Interactive world models are advancing fast, but there has been no unified benchmark to tell builders which models actually hold up under realistic, multi-turn conditions. WBench fills that gap.
The benchmark covers five evaluation dimensions: video quality, setting adherence, interaction adherence, consistency, and physics compliance. Those dimensions map directly to what users notice when a world model breaks down, a scene shifts style mid-session, a character ignores an input, or a physics interaction looks wrong.
The dataset is concrete. It contains 289 test cases and 1,058 interaction turns. Each case defines a world setting and a multi-turn interaction sequence. Scenes span diverse environments, visual styles, subjects, and both first- and third-person perspectives.

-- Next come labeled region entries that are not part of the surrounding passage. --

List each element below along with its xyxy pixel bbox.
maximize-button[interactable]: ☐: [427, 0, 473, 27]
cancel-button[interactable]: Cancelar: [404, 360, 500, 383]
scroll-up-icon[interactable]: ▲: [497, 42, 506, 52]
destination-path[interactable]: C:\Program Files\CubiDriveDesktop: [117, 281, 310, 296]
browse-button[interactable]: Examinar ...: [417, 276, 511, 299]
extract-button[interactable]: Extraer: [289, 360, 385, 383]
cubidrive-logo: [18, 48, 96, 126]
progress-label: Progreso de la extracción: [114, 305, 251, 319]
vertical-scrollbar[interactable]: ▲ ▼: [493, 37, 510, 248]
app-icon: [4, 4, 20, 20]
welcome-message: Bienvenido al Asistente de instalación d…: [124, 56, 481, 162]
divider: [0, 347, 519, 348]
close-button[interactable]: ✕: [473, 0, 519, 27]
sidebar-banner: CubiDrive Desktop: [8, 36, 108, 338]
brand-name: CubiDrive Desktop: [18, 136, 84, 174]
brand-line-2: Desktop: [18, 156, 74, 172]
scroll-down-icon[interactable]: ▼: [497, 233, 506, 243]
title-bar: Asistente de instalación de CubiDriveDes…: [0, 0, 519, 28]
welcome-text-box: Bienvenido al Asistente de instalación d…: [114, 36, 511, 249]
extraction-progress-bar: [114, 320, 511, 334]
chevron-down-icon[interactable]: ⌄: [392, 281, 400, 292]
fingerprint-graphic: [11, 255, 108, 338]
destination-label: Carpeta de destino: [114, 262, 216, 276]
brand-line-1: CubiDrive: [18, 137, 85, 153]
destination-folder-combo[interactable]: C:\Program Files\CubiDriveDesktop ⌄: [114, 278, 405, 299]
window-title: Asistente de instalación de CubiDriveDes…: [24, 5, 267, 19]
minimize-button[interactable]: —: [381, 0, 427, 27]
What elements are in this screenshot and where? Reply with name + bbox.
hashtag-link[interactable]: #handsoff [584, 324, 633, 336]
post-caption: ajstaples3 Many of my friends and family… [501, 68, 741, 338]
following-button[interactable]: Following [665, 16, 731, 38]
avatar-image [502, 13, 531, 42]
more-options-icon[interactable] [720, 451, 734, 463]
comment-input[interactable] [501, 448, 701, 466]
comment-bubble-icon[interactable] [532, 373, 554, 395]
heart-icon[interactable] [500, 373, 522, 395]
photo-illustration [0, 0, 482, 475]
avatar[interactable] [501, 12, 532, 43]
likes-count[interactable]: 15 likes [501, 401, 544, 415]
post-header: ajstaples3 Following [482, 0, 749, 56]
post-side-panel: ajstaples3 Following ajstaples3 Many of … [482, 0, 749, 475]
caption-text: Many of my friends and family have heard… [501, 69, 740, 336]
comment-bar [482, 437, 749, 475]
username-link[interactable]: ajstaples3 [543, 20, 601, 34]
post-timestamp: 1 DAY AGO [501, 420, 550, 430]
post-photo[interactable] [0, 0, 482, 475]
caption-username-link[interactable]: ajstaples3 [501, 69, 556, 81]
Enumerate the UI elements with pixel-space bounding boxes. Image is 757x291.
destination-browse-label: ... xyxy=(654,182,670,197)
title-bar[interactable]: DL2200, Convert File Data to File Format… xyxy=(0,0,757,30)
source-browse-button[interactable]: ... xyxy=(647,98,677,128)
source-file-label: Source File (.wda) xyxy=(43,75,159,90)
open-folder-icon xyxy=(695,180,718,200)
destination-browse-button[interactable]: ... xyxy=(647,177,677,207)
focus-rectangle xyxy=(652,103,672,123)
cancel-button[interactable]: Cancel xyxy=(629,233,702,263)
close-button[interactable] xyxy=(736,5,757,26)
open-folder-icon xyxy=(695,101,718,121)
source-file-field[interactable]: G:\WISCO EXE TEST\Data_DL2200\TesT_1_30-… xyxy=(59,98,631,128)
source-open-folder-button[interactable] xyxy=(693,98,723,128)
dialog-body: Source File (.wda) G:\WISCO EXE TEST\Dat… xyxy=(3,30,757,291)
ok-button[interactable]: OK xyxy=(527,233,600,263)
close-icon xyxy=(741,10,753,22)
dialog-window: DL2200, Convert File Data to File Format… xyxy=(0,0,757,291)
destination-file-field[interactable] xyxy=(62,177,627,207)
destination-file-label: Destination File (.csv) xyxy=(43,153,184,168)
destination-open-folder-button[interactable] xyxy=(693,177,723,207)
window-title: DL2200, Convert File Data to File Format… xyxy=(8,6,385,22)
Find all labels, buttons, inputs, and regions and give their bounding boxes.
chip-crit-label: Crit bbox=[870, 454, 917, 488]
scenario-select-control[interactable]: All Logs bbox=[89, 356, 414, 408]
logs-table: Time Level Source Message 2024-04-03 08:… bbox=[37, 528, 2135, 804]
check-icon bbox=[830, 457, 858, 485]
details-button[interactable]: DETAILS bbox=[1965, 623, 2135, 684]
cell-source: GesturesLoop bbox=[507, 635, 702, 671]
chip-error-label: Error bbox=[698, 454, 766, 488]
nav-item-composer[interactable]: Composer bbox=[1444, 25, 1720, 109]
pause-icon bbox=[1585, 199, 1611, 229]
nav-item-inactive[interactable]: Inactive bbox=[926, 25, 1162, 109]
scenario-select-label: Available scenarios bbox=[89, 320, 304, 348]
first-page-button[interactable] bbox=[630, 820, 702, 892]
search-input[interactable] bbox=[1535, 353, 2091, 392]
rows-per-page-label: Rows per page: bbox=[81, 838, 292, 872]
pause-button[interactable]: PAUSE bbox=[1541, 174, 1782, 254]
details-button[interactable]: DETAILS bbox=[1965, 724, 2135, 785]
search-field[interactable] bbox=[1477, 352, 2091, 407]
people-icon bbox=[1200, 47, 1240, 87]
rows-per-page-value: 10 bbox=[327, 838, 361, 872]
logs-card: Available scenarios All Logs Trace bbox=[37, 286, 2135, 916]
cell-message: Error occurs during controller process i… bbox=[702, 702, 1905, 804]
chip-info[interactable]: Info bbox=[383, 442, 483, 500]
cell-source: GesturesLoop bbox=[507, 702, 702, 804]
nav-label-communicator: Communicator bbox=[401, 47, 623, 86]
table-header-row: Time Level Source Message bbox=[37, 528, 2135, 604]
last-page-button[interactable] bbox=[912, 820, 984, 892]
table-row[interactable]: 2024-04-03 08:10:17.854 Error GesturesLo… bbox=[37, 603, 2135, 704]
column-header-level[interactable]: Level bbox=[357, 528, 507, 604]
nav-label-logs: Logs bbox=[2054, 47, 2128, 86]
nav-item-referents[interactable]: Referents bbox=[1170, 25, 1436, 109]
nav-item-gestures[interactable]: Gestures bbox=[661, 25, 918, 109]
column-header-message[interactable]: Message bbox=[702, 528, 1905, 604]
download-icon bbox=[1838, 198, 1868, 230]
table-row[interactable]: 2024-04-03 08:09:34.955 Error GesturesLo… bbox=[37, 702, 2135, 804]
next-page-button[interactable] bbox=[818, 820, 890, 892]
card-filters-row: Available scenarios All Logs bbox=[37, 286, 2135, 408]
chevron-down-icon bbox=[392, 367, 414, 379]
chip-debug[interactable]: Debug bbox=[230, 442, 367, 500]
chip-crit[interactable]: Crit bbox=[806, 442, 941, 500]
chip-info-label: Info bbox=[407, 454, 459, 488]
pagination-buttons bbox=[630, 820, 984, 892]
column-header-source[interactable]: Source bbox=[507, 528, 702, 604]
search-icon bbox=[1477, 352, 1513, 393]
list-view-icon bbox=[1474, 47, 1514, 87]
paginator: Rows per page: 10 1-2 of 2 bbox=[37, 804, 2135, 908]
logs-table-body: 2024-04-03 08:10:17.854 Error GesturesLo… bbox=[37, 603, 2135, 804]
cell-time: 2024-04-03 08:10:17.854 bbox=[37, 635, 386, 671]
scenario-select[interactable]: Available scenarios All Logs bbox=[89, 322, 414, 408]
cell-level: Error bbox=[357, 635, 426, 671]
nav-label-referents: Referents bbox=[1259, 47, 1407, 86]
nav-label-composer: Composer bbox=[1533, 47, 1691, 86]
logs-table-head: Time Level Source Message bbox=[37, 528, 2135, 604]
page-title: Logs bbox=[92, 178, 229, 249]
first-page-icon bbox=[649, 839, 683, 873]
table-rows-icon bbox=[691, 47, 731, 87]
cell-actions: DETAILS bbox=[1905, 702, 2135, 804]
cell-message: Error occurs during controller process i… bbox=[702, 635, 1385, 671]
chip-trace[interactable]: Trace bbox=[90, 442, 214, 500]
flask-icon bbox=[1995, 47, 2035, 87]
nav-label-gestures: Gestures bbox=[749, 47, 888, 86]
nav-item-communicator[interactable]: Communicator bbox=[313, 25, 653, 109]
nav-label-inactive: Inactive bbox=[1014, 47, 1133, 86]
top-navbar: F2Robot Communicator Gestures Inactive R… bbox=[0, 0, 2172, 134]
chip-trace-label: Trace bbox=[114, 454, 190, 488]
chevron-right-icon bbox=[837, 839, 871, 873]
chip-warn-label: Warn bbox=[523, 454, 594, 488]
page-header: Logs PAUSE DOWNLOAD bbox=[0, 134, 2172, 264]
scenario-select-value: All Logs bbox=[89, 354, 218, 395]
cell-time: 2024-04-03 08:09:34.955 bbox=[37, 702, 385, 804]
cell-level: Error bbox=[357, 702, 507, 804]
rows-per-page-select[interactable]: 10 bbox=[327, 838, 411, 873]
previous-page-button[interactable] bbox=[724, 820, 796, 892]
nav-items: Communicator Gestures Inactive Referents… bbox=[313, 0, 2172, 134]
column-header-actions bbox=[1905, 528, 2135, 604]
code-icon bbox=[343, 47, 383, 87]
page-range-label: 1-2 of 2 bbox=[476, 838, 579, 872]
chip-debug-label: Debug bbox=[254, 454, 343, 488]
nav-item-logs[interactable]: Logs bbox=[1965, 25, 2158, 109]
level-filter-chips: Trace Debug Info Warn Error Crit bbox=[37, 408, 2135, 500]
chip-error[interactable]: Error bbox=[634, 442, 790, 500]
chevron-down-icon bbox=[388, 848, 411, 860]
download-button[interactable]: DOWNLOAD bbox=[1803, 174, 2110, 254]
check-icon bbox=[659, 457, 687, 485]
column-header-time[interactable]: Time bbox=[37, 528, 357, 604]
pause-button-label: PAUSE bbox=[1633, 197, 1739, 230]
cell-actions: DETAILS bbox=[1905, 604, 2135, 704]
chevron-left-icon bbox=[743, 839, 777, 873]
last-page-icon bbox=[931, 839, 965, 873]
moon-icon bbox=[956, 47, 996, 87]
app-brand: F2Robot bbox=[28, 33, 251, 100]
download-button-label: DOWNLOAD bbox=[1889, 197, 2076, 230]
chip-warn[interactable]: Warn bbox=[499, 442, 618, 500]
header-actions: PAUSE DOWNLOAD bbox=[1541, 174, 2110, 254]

Four interaction types are covered: navigation, subject action, event editing, and perspective switching. Navigation gets special treatment. WBench unifies text, 6-DoF pose, and discrete-action control into a single evaluation framework. That means models with very different native input interfaces can all be tested on the same navigation tasks without forcing one interface onto every model.
Scoring uses 22 automatic sub-metrics. The pipeline combines specialist vision models with large multimodal models. Critically, all 22 metrics are validated against human judgments, so the automatic scores are not just proxies that look good on paper.
The results across 20 state-of-the-art models are clear and a little humbling: no single model performs strongly across all five dimensions. Every model tested shows characteristic strengths in some areas and meaningful weaknesses in others. The benchmark surfaces those tradeoffs explicitly, giving diagnostic insight rather than a single leaderboard number that obscures what actually broke.
For product engineers building on top of world models, that matters immediately. If your application is navigation-heavy, the model that wins on overall video quality may not be the right choice. If you need strong physics compliance for a simulation use case, a model that excels at setting adherence might still fail you. WBench gives you a structured way to match model selection to your specific requirements.
Code and data are publicly available at the link above. The practical move today: run your candidate world models through WBench before committing to an integration, and weight the five dimensions by what your product actually requires. Do not treat any single model as a general-purpose solution until you have seen its WBench profile across all five axes.